Last year October 2019, Derek was invited to go to South Korea by a client, all expenses paid. The best bit was getting time off for exploring. I am going to tell you about these highlights.
Although South Korean’s second language is English they mostly learn the written form and so when he wanted to ask questions it was tricky. Fortunately from a business point of view Derek’s client could speak English but when it came to the two days of travel Derek encountered three problems: the language; the directions and the unavailability Google maps.
Before Derek started his week they encouraged him to go touring so he took a Red bus tour in Seoul. Like in any other country the Red Bus tour has headsets which relay the commentary in one’s own language. The problem in Seoul was that he had to catch a train from his hotel to the middle of the city. The stations only had signboards in Korean language; and no English. So buying a ticket for the correct train line was a challenge.
Once he got into the inner city and in the correct vicinity, there was no Google maps so he couldn’t find his way. Eventually he found an English speaking policeman who kindly explained to him how to get to his bus tour.
In Seoul, is that if a business wants to construct a building it is mandatory that they also have an art installation erected in front of the building. Here are some examples.
In the evening everything is lit up with city lights and televisions on the walls for art and advertising.
Some people are dressed in traditional clothing here because if you are from South Korea you can come in dressed up and get a free entrance. I think this is a nice touch.
What Derek found interesting was that each city seemed to be surrounded by high-rise residential apartment blocks while outside this ring of apartments were nonresidential agriculture. The layout of the towns and agricultural lands in between the many conical hills, sounds quite picturesque.
Derek and his client went to work at the University in Gwangju which has quite an impressive entrance.
After that he went on another bus tour.
There was no headset automated tour facilities for the trip and the tour guide only spoke Korean but Derek enjoyed the scenery and the sights very much.
This is a place where they stopped to view traditional arts: dance and music.
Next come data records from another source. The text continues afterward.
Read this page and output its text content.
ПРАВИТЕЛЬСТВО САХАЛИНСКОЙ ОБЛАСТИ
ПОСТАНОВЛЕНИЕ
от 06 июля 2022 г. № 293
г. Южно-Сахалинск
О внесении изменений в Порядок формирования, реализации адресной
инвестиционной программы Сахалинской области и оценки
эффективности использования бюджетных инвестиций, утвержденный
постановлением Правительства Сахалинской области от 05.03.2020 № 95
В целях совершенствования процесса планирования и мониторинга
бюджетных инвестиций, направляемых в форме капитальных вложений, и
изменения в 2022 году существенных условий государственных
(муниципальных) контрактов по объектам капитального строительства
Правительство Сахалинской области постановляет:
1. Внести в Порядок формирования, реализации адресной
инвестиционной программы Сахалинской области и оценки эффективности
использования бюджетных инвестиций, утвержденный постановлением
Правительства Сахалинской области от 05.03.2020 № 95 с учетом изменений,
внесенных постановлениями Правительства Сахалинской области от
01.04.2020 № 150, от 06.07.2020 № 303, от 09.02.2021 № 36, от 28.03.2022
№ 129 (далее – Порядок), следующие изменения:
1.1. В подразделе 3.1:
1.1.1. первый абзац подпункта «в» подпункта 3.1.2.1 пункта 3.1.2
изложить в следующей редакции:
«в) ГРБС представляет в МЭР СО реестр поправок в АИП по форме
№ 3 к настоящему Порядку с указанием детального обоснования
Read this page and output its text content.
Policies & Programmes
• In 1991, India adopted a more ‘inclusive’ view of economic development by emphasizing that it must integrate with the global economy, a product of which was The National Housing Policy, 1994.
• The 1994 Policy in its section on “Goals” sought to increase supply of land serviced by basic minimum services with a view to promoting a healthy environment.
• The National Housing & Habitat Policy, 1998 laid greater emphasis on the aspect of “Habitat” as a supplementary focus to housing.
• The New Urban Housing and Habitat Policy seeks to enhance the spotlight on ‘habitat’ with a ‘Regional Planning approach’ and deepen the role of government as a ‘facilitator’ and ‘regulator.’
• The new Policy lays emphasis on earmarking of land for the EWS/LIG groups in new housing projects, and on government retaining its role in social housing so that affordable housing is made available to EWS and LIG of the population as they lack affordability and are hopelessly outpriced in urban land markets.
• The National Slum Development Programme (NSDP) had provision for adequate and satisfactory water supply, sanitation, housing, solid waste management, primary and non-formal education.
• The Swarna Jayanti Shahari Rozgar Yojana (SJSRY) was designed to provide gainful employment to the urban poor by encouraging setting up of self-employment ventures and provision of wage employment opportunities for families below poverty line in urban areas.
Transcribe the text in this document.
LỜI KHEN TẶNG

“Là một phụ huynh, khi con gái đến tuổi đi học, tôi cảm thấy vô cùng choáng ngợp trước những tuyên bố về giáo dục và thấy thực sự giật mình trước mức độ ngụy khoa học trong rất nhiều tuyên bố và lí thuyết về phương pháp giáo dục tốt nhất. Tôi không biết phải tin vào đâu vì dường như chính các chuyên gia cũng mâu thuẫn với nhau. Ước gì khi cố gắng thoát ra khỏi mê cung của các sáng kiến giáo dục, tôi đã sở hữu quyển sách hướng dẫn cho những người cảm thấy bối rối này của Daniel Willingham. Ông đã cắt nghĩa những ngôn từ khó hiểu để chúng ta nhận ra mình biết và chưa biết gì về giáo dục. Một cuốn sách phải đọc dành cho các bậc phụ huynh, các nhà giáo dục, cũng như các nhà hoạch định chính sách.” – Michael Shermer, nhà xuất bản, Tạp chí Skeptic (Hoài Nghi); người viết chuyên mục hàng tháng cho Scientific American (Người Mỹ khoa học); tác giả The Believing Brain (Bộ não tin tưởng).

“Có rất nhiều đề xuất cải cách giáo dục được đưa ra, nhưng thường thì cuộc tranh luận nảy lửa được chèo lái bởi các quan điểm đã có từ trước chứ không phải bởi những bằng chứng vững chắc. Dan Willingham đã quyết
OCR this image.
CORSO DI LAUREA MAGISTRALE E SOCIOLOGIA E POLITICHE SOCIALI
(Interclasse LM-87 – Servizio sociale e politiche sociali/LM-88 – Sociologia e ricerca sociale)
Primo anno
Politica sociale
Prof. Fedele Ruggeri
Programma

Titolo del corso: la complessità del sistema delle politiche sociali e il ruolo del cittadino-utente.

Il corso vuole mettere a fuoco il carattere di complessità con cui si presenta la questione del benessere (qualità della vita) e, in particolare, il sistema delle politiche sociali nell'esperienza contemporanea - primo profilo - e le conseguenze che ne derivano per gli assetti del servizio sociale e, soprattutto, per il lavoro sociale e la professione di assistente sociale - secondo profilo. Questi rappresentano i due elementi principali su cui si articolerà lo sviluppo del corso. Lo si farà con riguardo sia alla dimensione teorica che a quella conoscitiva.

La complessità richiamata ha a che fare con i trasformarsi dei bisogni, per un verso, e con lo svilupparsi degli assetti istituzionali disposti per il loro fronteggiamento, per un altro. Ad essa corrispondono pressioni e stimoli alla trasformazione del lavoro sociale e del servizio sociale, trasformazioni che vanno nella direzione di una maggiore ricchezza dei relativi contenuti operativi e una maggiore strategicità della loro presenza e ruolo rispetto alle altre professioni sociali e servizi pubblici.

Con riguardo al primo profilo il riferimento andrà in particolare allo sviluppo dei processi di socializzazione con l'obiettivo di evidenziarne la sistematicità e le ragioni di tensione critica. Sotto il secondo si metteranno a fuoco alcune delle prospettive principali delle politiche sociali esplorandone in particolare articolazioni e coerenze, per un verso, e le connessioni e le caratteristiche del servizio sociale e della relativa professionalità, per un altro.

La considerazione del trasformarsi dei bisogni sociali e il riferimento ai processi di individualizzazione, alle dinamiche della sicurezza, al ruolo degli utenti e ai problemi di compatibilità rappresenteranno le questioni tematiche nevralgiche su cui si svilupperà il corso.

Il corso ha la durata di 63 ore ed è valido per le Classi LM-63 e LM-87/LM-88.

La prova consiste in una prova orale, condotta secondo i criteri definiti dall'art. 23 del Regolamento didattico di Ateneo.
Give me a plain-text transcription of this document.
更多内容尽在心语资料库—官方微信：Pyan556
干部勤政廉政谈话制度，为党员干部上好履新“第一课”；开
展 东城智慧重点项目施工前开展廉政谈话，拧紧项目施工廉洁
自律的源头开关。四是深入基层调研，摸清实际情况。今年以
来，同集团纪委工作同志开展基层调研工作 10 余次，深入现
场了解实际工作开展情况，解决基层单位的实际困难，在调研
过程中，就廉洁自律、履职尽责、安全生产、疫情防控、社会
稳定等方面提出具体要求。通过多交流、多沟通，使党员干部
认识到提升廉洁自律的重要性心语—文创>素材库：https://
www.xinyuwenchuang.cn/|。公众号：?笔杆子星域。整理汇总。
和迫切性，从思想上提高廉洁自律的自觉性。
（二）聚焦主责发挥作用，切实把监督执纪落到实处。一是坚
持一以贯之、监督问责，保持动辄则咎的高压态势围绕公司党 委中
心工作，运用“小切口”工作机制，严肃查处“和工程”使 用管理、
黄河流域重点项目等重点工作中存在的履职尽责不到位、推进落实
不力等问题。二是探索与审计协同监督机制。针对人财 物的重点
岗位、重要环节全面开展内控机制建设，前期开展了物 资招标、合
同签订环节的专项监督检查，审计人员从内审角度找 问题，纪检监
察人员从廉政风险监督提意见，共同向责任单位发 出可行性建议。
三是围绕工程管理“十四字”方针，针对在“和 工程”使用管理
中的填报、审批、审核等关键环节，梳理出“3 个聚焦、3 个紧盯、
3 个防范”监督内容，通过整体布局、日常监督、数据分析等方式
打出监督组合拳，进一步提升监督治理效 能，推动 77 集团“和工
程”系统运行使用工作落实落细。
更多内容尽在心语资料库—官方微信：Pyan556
Once it was lunch time the bus stopped again and everyone disappeared into the village. Derek didn’t know what was going on and what time to come back. After trying to communicate with a few people including the bus driver with google translate he found two ladies who were on the tour on behalf of the government for bus tour guide quality control. They could spoke a little English and took him under their wing and showed him around.
On the way back to Seoul Derek and his client went past another World heritage site:
Derek is not too supple and so he found sitting on the ground difficult but he took to eating with chopsticks quite quickly as his family use to eat Eastern food with chopsticks when they grew up.
His host was very keen to offer him Western food like this stake but Derek was feeling quite adventurous and tried all sorts of dishes.
Derek really enjoyed his 10 day stay in South Korea.